The best part is, I only had to do it a handful of times before I learned my lesson. The lesson wasn’t about which activities helped the most, the lesson was that my choices affect me.

Once I learned that, it was juSt a matter of finding the choices that would produce the best results. And that’s where this blog comes in.


2 thoughts on “Becoming a Scientist

  1. I’m going to share this post with my daughter who suffers from severe depression. You are also correct that it works equally well for other things. For me it is overeating and my weight. And sure enough, if I keep a log and note my moods, it is easier to make good decisions, which then effect my feelings of hopefulness rather than hopelessness toward the outlook for my thighs. And butt. And back fat. You get the picture.

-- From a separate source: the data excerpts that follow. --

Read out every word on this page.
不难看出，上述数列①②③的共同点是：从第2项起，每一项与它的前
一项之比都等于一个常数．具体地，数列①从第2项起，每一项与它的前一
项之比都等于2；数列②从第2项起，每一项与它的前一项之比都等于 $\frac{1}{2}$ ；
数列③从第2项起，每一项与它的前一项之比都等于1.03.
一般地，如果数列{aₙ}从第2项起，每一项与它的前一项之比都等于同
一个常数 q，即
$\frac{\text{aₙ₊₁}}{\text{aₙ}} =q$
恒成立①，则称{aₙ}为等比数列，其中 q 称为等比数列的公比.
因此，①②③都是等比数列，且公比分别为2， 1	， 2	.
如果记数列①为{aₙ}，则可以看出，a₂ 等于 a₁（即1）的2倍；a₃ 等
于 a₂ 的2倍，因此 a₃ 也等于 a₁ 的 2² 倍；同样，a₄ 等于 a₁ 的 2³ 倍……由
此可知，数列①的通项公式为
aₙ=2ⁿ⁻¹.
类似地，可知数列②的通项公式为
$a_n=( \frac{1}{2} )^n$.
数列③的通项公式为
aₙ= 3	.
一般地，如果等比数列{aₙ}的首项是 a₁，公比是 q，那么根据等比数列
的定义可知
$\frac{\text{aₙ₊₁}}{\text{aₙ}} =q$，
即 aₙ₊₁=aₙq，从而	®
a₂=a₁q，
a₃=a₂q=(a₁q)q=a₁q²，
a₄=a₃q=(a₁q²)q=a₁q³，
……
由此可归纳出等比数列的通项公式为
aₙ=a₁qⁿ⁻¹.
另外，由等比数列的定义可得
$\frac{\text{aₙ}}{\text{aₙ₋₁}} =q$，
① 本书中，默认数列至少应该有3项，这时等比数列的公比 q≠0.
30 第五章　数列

    Sharing now. Thank you for posting!

  2. This is a really great post. My issue would be progress. Progress in worrying less, process on keeping up with the house, etc. It always feels like I tried yesterday and failed, what hope is there for today or tomorrow? But if course like you said the hope is in my choice right now. My husband has been good at remembering times, say, the house was consistently picked up so I will believe again that it is possible. So I suppose writing it down would help too!